Historia y fundación de Wallis y Fortuna

Wallis y Fortuna es un territorio de ultramar francés ubicado en el océano Pacífico, al oeste de Samoa. Se compone de dos islas principales, Wallis (Uvea) y Futuna, así como de varias islas pequeñas y atolones. A lo largo de su historia, este territorio ha experimentado diversos cambios, desde la llegada de los europeos en el siglo XVIII hasta su actual estatus como territorio de ultramar de Francia.

La llegada de los europeos

Los primeros europeos en visitar las islas de Wallis y Futuna fueron los navegantes españoles en el siglo XVI, seguidos por los británicos en el siglo XVII. Sin embargo, fue el navegante francés Louis Antoine de Bougainville quien reclamó las islas para Francia en 1768, dando inicio a la presencia colonial francesa en la región.

La colonización francesa

Tras la llegada de los franceses, se estableció una misión católica en las islas con el objetivo de convertir a la población local al cristianismo. La religión católica se convirtió en un elemento central de la cultura de Wallis y Futuna, y hasta el día de hoy sigue siendo la religión dominante en el territorio.

En 1887, Wallis y Futuna se convirtieron en un protectorado francés, lo que significaba que aunque conservaban cierta autonomía, estaban bajo la administración de Francia. Durante la Segunda Guerra Mundial, las islas fueron ocupadas por tropas de la Marina de los Estados Unidos, que las utilizaron como base militar.

La evolución política

En 1961, Wallis y Futuna se convirtieron en un territorio de ultramar francés, lo que significaba que estaban completamente integrados en Francia, pero conservaban cierta autonomía en asuntos locales. En la actualidad, el territorio de Wallis y Futuna está compuesto por tres reinos tradicionales: Alo, Sigave y Uvea.

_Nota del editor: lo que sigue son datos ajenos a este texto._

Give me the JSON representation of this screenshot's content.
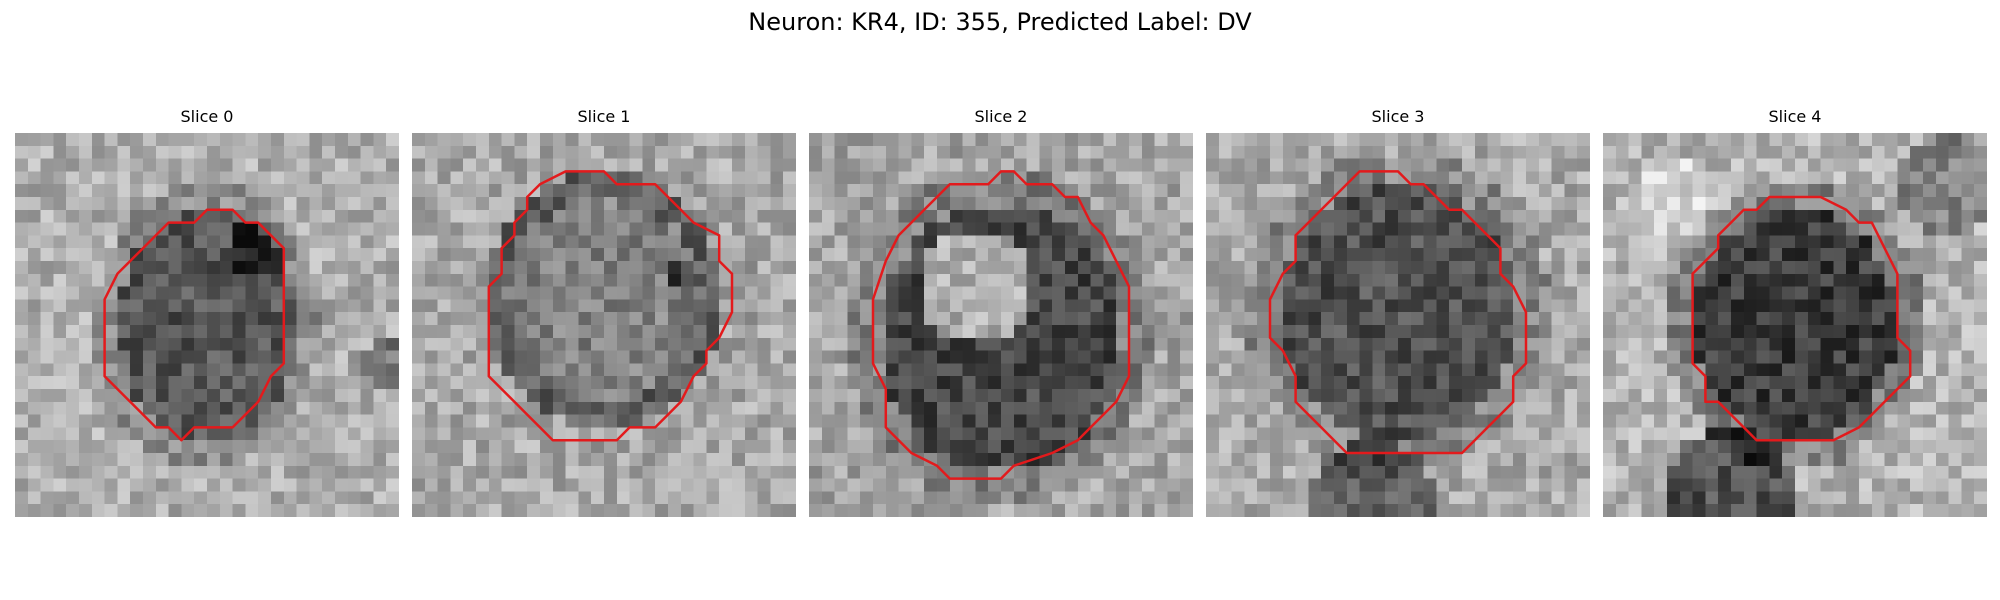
{
  "figure": {
    "title": "Neuron: KR4, ID: 355, Predicted Label: DV"
  },
  "panels": [
    {
      "title": "Slice 0",
      "blob": "soma-dark-right",
      "outline_color": "#e31a1c"
    },
    {
      "title": "Slice 1",
      "blob": "soma-light-ring",
      "outline_color": "#e31a1c"
    },
    {
      "title": "Slice 2",
      "blob": "soma-dark-bottom",
      "outline_color": "#e31a1c"
    },
    {
      "title": "Slice 3",
      "blob": "soma-dark-full",
      "outline_color": "#e31a1c"
    },
    {
      "title": "Slice 4",
      "blob": "soma-dark-with-lower-body",
      "outline_color": "#e31a1c"
    }
  ],
  "colors": {
    "outline": "#e31a1c",
    "colormap": "grayscale"
  }
}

La economía de Wallis y Futuna se basa principalmente en la agricultura y la pesca, así como en el turismo. La isla de Wallis es conocida por sus impresionantes paisajes y playas vírgenes, mientras que Futuna ofrece la oportunidad de explorar la cultura tradicional de la región.

En resumen, la historia de Wallis y Futuna es una mezcla de influencias europeas y tradiciones locales. Desde la llegada de los europeos en el siglo XVIII hasta su actual estatus como territorio de ultramar de Francia, las islas han experimentado diversos cambios que han moldeado su identidad única y diversa.